Ras`Ammar Nsoroma, an illustrator and muralist who rendered the drawings for the shelter at the intersection of 21st Street, Fond du Lac and North avenues, said it has additional significance: “It is one of a few non-mural, outdoor public art projects in the inner city that’s not created by a Caucasian.”
That’s why when the shelter called “Kindred Ties” suddenly seemed to disappear one day in the spring, Terry and other community members were concerned. An artist and Lindsay Heights resident, she said many people asked her, “What could have happened to it?”
In African American communities such the greater Lindsay Heights area, there isn’t a lot of public art, Terry noted. She orchestrated the public art project six years ago, with the help of local artists, a writer, community and academic organizations, and businesses.
Terry discovered that the shelter had been parked in the Milwaukee County Transit System’s back lot on 17th Street, off of Fond du Lac Avenue. A car ran into the stop on St. Patrick’s Day, March 17, and it had to be removed because it was damaged.
Terry tracked down the missing shelter with help from Sandy Kellner, chief operating officer at Milwaukee County Transit System, and sought to have it repaired.
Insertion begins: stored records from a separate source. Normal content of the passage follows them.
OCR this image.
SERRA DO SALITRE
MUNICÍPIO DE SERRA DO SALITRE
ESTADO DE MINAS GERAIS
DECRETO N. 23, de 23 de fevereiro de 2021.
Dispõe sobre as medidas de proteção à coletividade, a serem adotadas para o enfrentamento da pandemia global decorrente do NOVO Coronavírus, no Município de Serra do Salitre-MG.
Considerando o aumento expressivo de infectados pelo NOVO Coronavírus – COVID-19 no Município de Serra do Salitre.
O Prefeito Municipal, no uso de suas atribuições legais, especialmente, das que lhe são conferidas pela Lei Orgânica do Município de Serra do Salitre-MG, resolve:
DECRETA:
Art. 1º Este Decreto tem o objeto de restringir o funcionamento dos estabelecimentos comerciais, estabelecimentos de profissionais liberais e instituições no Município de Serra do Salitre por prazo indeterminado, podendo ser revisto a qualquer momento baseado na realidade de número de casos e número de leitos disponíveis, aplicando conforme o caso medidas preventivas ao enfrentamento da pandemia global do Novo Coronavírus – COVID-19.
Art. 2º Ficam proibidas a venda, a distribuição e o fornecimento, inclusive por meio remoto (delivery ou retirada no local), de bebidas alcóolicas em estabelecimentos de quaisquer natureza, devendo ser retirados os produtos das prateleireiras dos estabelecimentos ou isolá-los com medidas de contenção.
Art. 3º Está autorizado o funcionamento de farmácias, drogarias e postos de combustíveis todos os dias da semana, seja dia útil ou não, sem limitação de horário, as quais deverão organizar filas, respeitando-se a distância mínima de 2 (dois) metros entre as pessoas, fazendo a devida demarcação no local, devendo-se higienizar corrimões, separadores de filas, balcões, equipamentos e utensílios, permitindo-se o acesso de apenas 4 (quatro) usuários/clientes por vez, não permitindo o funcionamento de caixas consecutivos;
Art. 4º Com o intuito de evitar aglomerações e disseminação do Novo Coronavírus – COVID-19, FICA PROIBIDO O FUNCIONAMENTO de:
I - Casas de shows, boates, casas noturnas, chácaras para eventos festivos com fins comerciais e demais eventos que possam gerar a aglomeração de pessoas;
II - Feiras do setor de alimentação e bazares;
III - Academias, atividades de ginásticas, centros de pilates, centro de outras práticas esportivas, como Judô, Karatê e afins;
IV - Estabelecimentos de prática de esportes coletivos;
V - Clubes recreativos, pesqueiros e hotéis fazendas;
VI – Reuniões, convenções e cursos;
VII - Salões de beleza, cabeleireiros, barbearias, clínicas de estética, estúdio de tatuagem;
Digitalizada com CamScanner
She received funding from the Spirit of Milwaukee for the shelter frame and from Millennium Neighborhood Art Initiative—the original project sponsor—for restoration.
This fall, the shelter was reinstalled in its rightful place.
“People who pass by that bus stop are fascinated by it; transit users said to me that they were pleasantly surprised to have such a nice and different object in their neighborhood,” Terry said. “Art makes things more special and interesting, and gives things a sense of value.”
On a recent cold day, a handful of transit riders were non-committal when asked if they were glad the shelter is back. “It’s good it’s here,” said one man. Others had no comment.
Nsoroma feels much more strongly about the shelter.
“The piece is important because it is not a monument to a fallen or past hero,” adding, “It represents us — the community from babies to seniors; our culture; seeking knowledge, spirituality, love, commitment, family; and following our dreams. All this can be seen as you wait for the bus.”